Before beginning the design process, I contacted over 20 sonographers of varying demographics and experience to learn about what problems were being experienced in the real world. From this research, I not only learned the specific injuries, most uncomfortable procedures, and largest desires for change of these monographers, but I also learned how widespread this issue truly was and how desperate these people were for any innovation. With this in mind, my team set our parameters for design to include eye height, reach, hand size, pinch grip capacity, and cylindrical power grip capacity. With the exception of eye height, we planned to accommodate the 95th percentile male and 5th percentile female, and we found our target values through available anthropometric data. We researched existing solutions, which above all were impractical for the majority of monographers due to cost. Our team began brainstorming solutions and came up with several changes that would make a direct impact in minimizing WRMSDs. For the sake of the project, we elected to pursue a redesign of ultrasound transducers. We drew potential redesigns, discussing and iterating until we had a final idea. I then used Fusion 360 to CAD the design, continuing to iterate along the way. Our new design had a curved handle that would transition the current pinch grip into a power grip, reducing the force on fingers and wrists. The new design also changed how force was applied, improving elbow, shoulder, and back posture.

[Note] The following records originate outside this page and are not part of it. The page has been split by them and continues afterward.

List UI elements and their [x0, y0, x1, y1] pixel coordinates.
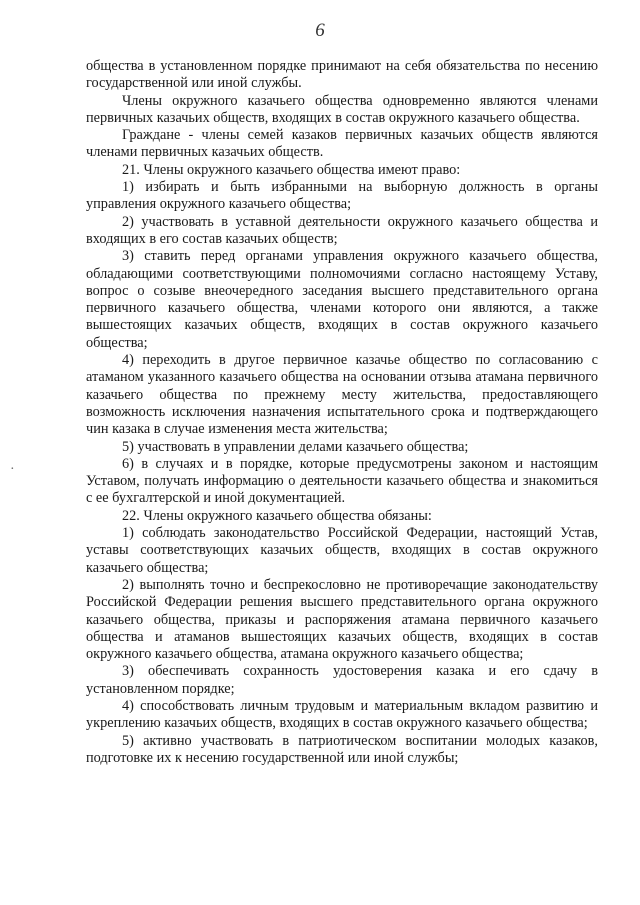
- paragraph: 5) участвовать в управлении делами казачьего общества;: [122, 438, 469, 455]
- paragraph: 3) ставить перед органами управления окружного казачьего общества, обладающими соответствующими полномочиями согласно настоящему Уставу, вопрос о созыве внеочередного заседания высшего представительного органа первичного казачьего общества, членами которого они являются, а также вышестоящих казачьих обществ, входящих в состав окружного казачьего общества;: [86, 248, 598, 351]
- paragraph: 1) соблюдать законодательство Российской Федерации, настоящий Устав, уставы соответствующих казачьих обществ, входящих в состав окружного казачьего общества;: [86, 525, 598, 576]
- margin-mark: ·: [10, 462, 15, 477]
- paragraph: 22. Члены окружного казачьего общества обязаны:: [122, 507, 432, 524]
- document-body: [86, 58, 598, 767]
- paragraph: 4) переходить в другое первичное казачье общество по согласованию с атаманом указанного казачьего общества на основании отзыва атамана первичного казачьего общества по прежнему месту жительства, предоставляющего возможность исключения назначения испытательного срока и подтверждающего чин казака в случае изменения места жительства;: [86, 352, 598, 438]
- paragraph: 3) обеспечивать сохранность удостоверения казака и его сдачу в установленном порядке;: [86, 663, 598, 697]
- paragraph: Граждане - члены семей казаков первичных казачьих обществ являются членами первичных казачьих обществ.: [86, 127, 598, 161]
- paragraph: 5) активно участвовать в патриотическом воспитании молодых казаков, подготовке их к несению государственной или иной службы;: [86, 732, 598, 766]
- paragraph: 2) выполнять точно и беспрекословно не противоречащие законодательству Российской Федерации решения высшего представительного органа окружного казачьего общества, приказы и распоряжения атамана первичного казачьего общества и атаманов вышестоящих казачьих обществ, входящих в состав окружного казачьего общества, атамана окружного казачьего общества;: [86, 576, 598, 663]
- paragraph: общества в установленном порядке принимают на себя обязательства по несению государственной или иной службы.: [86, 58, 598, 92]
- paragraph: 4) способствовать личным трудовым и материальным вкладом развитию и укреплению казачьих обществ, входящих в состав окружного казачьего общества;: [86, 697, 598, 732]
- paragraph: 21. Члены окружного казачьего общества имеют право:: [122, 161, 461, 178]
- paragraph: Члены окружного казачьего общества одновременно являются членами первичных казачьих обществ, входящих в состав окружного казачьего общества.: [86, 92, 598, 126]
- paragraph: 6) в случаях и в порядке, которые предусмотрены законом и настоящим Уставом, получать информацию о деятельности казачьего общества и знакомиться с ее бухгалтерской и иной документацией.: [86, 455, 598, 507]
- paragraph: 1) избирать и быть избранными на выборную должность в органы управления окружного казачьего общества;: [86, 179, 598, 213]
- page-number: 6: [315, 20, 325, 41]
- paragraph: 2) участвовать в уставной деятельности окружного казачьего общества и входящих в его состав казачьих обществ;: [86, 213, 598, 247]
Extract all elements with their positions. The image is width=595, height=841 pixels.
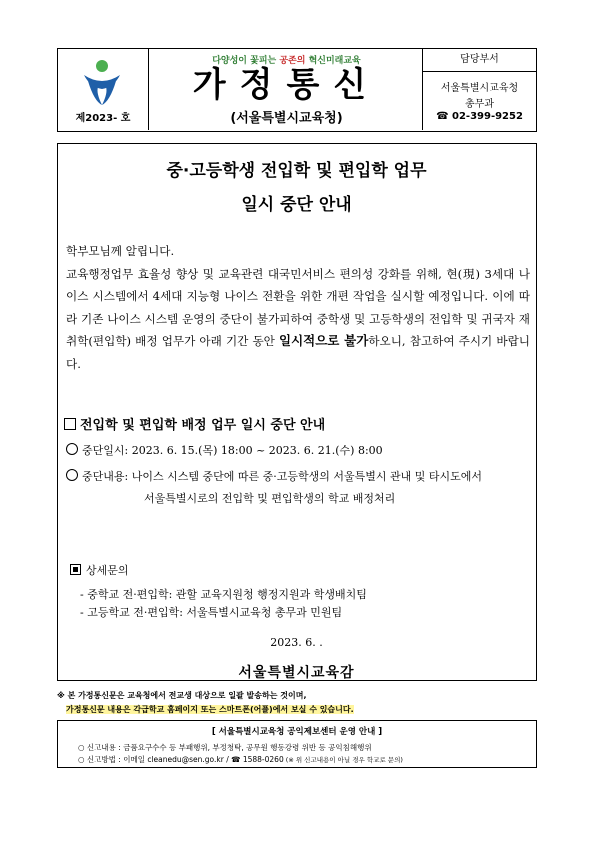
report-method-text: ○ 신고방법 : 이메일 cleanedu@sen.go.kr / ☎ 1588-0260 — [78, 755, 284, 764]
suspension-period — [66, 442, 383, 458]
inquiry-title-text: 상세문의 — [86, 564, 129, 577]
circle-bullet-icon — [66, 469, 78, 481]
department-office: 서울특별시교육청 — [440, 83, 519, 94]
inquiry-high-school: - 고등학교 전·편입학: 서울특별시교육청 총무과 민원팀 — [80, 606, 343, 619]
logo-cell — [58, 49, 149, 130]
whistleblower-report-method — [78, 754, 403, 765]
footnote-1: ※ 본 가정통신문은 교육청에서 전교생 대상으로 일괄 발송하는 것이며, — [57, 691, 307, 700]
issue-number: 제2023- 호 — [75, 113, 131, 124]
notice-title-line2: 일시 중단 안내 — [241, 195, 352, 215]
circle-bullet-icon — [66, 443, 78, 455]
notice-title-line1: 중·고등학생 전입학 및 편입학 업무 — [166, 161, 427, 181]
seoul-education-logo-icon — [80, 57, 124, 107]
suspension-content-cont: 서울특별시로의 전입학 및 편입학생의 학교 배정처리 — [144, 492, 396, 505]
checkbox-square-icon — [64, 418, 76, 430]
notice-paragraph — [66, 240, 530, 376]
inquiry-middle-school: - 중학교 전·편입학: 관할 교육지원청 행정지원과 학생배치팀 — [80, 588, 367, 601]
newsletter-subtitle: (서울특별시교육청) — [230, 111, 343, 126]
filled-square-bullet-icon — [70, 564, 81, 575]
slogan-part2: 혁신미래교육 — [305, 56, 361, 66]
department-division: 총무과 — [465, 99, 494, 110]
whistleblower-title: [ 서울특별시교육청 공익제보센터 운영 안내 ] — [211, 727, 383, 737]
department-phone: ☎ 02-399-9252 — [436, 111, 523, 122]
whistleblower-report-content: ○ 신고내용 : 금품요구수수 등 부패행위, 부정청탁, 공무원 행동강령 위반 등 공익침해행위 — [78, 743, 372, 752]
paragraph-emphasis: 일시적으로 불가 — [279, 333, 369, 349]
department-cell — [422, 49, 536, 130]
section-title — [64, 414, 325, 433]
paragraph-main — [66, 263, 530, 376]
report-method-note: (※ 위 신고내용이 아닐 경우 학교로 문의) — [283, 756, 403, 764]
signer: 서울특별시교육감 — [238, 665, 355, 681]
header-table — [57, 48, 537, 132]
suspension-content — [66, 468, 482, 484]
slogan-highlight: 공존의 — [279, 56, 306, 66]
footnote-2 — [66, 704, 354, 715]
slogan-part1: 다양성이 꽃피는 — [212, 56, 280, 66]
paragraph-end: 하오니, 참고하여 주시기 바랍니다. — [66, 334, 530, 371]
newsletter-title: 가정통신 — [192, 65, 381, 105]
greeting: 학부모님께 알립니다. — [66, 244, 175, 258]
paragraph-text: 교육행정업무 효율성 향상 및 교육관련 대국민서비스 편의성 강화를 위해, 현(現) 3세대 나이스 시스템에서 4세대 지능형 나이스 전환을 위한 개편 작업을 실시할 예정입니다. 이에 따라 기존 나이스 시스템 운영의 중단이 불가피하여 중학생 및 고등학생의 전입학 및 귀국자 재취학(편입학) 배정 업무가 아래 기간 동안 — [66, 266, 530, 349]
suspension-period-text: 중단일시: 2023. 6. 15.(목) 18:00 ~ 2023. 6. 21.(수) 8:00 — [82, 444, 383, 457]
department-label: 담당부서 — [423, 49, 536, 72]
section-title-text: 전입학 및 편입학 배정 업무 일시 중단 안내 — [80, 418, 326, 433]
suspension-content-text: 중단내용: 나이스 시스템 중단에 따른 중·고등학생의 서울특별시 관내 및 타시도에서 — [82, 470, 482, 483]
whistleblower-center-box — [57, 720, 537, 768]
footnote-2-text: 가정통신문 내용은 각급학교 홈페이지 또는 스마트폰(어플)에서 보실 수 있습니다. — [66, 705, 354, 714]
inquiry-title — [70, 562, 129, 578]
notice-body — [57, 143, 537, 681]
issue-date: 2023. 6. . — [270, 636, 323, 649]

To prototype the new design, I used FDM 3D printing. For this project, feel was a very important aspect. Because of this, I made a variety of changes to the CAD after I had a prototype in my hands. I changed the location of the control buttons and dial to ensure they were comfortable to use and also fit with the anthropometric data. The design was also adjusted for the ulnar side of the palm to be able to lay flat on the transducer. In the end, I had a transducer that was far more comfortable to hold than existing models, and based on movement diagrams would minimize WRMSDs.


My favorite part of this project was connecting with industry professionals who were experiencing the problems we were attempting to solve. I enjoyed learning from those who had first-hand experience, versus going strictly off of internet information. This made the project feel more personal and made me want to perform and design better. I also liked gaining practice with combining functional and aesthetic design. Overall, while this project might not have been too mechanically challenging to design, it was a great introduction to industrial design.